Offenders numbers 4-15, 17-19, 22-31, 34-40, 42-43, 45, 47, 49, 51, 53-56, 58-60, 64, 65, 67, 68, 69, 70, 71-78, 81-84, 86, 87, 89, 90, 91, 97-103, 105, 107, 109-111, 113, 114, 119, 120, 121 and 125 were sentenced to
"'n matige lyfstraf van ses houe elk ingevolge art. 345 van die strafprosecut wat in privaat toegedien moet word deur 'n bantoekonslotel in die SA Polisiselle Hammerskvaal, met 'n ligte rottang".
("a moderate whipping of six strokes each, in terms of Section 345 of the Criminal Procedure Act, to be administered in private by a Black constable in the Police Cells, Hammanskraal, with a light cane".)

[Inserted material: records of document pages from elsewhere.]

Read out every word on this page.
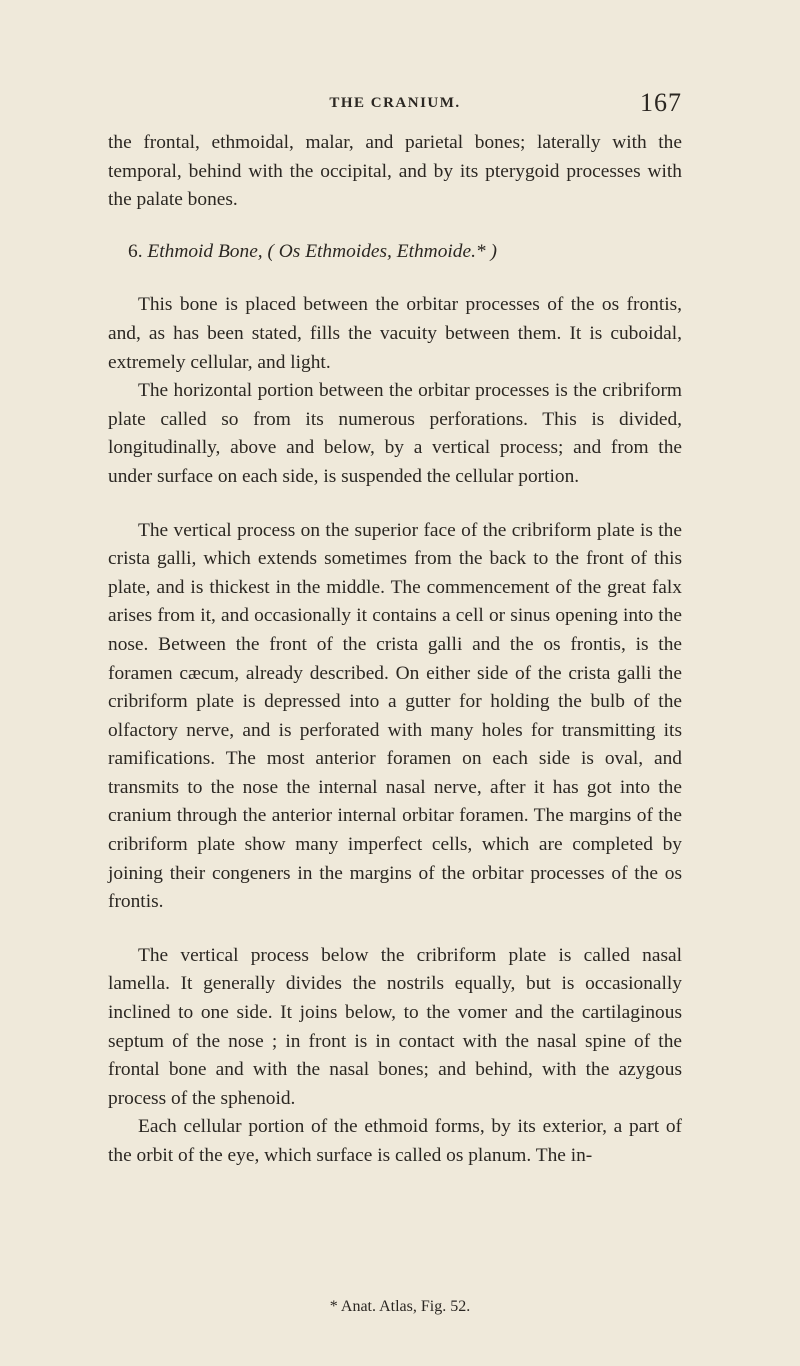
THE CRANIUM.	167

the frontal, ethmoidal, malar, and parietal bones; laterally with the temporal, behind with the occipital, and by its pterygoid processes with the palate bones.

6. Ethmoid Bone, ( Os Ethmoides, Ethmoide.* )

This bone is placed between the orbitar processes of the os frontis, and, as has been stated, fills the vacuity between them. It is cuboidal, extremely cellular, and light.

The horizontal portion between the orbitar processes is the cribriform plate called so from its numerous perforations. This is divided, longitudinally, above and below, by a vertical process; and from the under surface on each side, is suspended the cellular portion.

The vertical process on the superior face of the cribriform plate is the crista galli, which extends sometimes from the back to the front of this plate, and is thickest in the middle. The commencement of the great falx arises from it, and occasionally it contains a cell or sinus opening into the nose. Between the front of the crista galli and the os frontis, is the foramen cæcum, already described. On either side of the crista galli the cribriform plate is depressed into a gutter for holding the bulb of the olfactory nerve, and is perforated with many holes for transmitting its ramifications. The most anterior foramen on each side is oval, and transmits to the nose the internal nasal nerve, after it has got into the cranium through the anterior internal orbitar foramen. The margins of the cribriform plate show many imperfect cells, which are completed by joining their congeners in the margins of the orbitar processes of the os frontis.

The vertical process below the cribriform plate is called nasal lamella. It generally divides the nostrils equally, but is occasionally inclined to one side. It joins below, to the vomer and the cartilaginous septum of the nose ; in front is in contact with the nasal spine of the frontal bone and with the nasal bones; and behind, with the azygous process of the sphenoid.

Each cellular portion of the ethmoid forms, by its exterior, a part of the orbit of the eye, which surface is called os planum. The in-

* Anat. Atlas, Fig. 52.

The remaining culprits, all aged over 21, were sentenced to 120 days in prison.
S v N  3 SA 529 (Transkei S Ct) was another mass caning case. It also involved girls who were sentenced to the cane, Transkei being one of the notionally independent "homelands" which had amended its own local laws to make this possible.
The accused were all scholars -- male and female -- at Victor Poto Senior Secondary School in Libode. They appeared before the magistrate on a charge of contravening s.7(b) of the Riotous Assemblies Act 17/56 by maliciously damaging a motor vehicle and setting it on fire. The attack was upon the principal's car, and R1000 damage was caused.
Over 60 students were found guilty. Each accused found guilty was ordered to pay R15 compensation within 30 days. They were also sentenced to receive a juvenile whipping, the girls each receiving four cuts and the boys five. As the students were sitting their exams, all the canings were carried out immediately.
On review before Munnik CJ, an error was found in relation to five of the offenders, as they were over 21 and instead of cuts they should have been given a fine. However, the corporal punishments had already been administered.
(1) Verslag van de Kommissie op Straf- en Gevangenishervorming [Report of the Commission on Penal and Prison Reform] ("Lansdown Report"), Government Printer, Pretoria, 1947.